Tenured Metro State Profs Take Step Towards Layoff Protections

    The Colorado Court of Appeals ruled today that tenured professors at Metropolitian State College in Denver may have priority over non-tenured professors in the event that the college lays off professors in the future.A 1994 employee handbook for professors gave tenured professors priority over non-tenured professors in college layoffs.  But, when Metropolitan State College was reorganized under 2002 legislation that split it off from the Colorado State Colleges system, a new employee handbook was drafted and went to press in 2003.

    The new employee handbook cut back on the rights of tenured faculty facing dismissal for cause or as a result of layoffs from the college.  Five tenured professors and the Colorado Federation of Teachers, their union, challenged the changes in court.

    The only ruling made in favor of the professors at trial was a ruling that the president had the burden of proving grounds for dismissal for cause, as a matter of contract interpretation.

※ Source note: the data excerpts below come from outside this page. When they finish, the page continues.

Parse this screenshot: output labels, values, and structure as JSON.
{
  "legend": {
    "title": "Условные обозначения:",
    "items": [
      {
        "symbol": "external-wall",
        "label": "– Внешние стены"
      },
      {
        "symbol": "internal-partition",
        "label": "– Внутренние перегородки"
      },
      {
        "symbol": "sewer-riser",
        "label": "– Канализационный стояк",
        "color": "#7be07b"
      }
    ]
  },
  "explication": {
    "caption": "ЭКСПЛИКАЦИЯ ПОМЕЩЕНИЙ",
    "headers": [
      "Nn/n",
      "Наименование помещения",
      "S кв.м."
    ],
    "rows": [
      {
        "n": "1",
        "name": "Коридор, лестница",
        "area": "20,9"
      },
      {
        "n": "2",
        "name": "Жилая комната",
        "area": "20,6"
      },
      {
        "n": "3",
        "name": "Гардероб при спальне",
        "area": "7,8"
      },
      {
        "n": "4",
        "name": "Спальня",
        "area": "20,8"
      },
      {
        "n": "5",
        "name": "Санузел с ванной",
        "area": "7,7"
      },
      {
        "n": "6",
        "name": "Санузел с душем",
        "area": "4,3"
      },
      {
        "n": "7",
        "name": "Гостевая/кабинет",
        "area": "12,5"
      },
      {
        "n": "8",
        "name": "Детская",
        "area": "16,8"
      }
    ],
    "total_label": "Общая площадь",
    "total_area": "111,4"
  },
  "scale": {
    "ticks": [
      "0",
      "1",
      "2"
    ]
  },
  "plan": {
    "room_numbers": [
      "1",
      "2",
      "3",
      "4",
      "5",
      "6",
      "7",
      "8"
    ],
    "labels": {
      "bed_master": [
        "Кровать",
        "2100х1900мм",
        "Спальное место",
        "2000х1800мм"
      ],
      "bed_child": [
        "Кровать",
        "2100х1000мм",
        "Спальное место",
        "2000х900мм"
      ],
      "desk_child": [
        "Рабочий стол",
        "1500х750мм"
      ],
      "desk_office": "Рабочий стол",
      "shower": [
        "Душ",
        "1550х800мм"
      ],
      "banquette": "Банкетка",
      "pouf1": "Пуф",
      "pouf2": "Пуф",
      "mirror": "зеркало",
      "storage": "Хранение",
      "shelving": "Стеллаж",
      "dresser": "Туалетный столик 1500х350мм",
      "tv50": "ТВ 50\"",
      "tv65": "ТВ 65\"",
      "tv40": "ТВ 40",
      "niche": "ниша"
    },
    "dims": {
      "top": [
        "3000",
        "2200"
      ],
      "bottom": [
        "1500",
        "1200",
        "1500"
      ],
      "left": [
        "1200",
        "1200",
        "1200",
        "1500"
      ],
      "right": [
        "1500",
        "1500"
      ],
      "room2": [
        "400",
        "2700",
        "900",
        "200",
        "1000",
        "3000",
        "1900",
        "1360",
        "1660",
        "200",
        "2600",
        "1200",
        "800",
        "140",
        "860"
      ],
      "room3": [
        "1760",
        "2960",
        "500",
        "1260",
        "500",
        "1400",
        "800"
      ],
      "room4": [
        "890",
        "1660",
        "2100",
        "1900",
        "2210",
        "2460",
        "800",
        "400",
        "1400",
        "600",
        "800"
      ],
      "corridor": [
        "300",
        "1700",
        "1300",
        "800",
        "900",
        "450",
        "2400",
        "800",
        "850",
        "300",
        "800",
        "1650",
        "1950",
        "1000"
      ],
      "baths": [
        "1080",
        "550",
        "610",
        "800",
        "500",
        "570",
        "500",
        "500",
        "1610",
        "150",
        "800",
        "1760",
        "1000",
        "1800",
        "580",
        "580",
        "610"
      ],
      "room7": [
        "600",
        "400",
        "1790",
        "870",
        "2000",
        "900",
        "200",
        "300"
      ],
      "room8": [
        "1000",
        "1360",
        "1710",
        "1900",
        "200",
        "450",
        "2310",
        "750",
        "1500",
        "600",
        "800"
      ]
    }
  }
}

    The court of appeals went much further.  It rejected the college’s claim that it could modify the employee handbook as it wished.  The court left some procedural changes in the new handbook in place, but affirmed the trial court win of the professors on dismissals for cause.

    Most importantly, the court of appeals set forth a much more generous test to determine if the tenured professors were entitled to priority in layoffs than the trial court had applied.  While not reaching a specific conclusion, the court of appeals held that if professors had relied upon their protection from layoffs and the public interest in academic freedom was import vis-a-vis flexibility for the college, that the trial court, under a balancing test, should give tenured professors priority in the event of a layoff.  It sent these questions to the trial court for further examination.

    It is too early to tell if the trial court will ever get a chance to take up the issue.  The court of appeals has clearly defined many of the issues, and the college will now have to weigh the certainty that the tenured faculty will be extremely unsatisfied if they fight tenured faculty protection from layoffs in light of this new decision, against their odds of getting what they want in the trial court in a much more rigorous analysis.  The college may decide to continue to fight the case, or may decide that discretion is the better part of valor and settle it.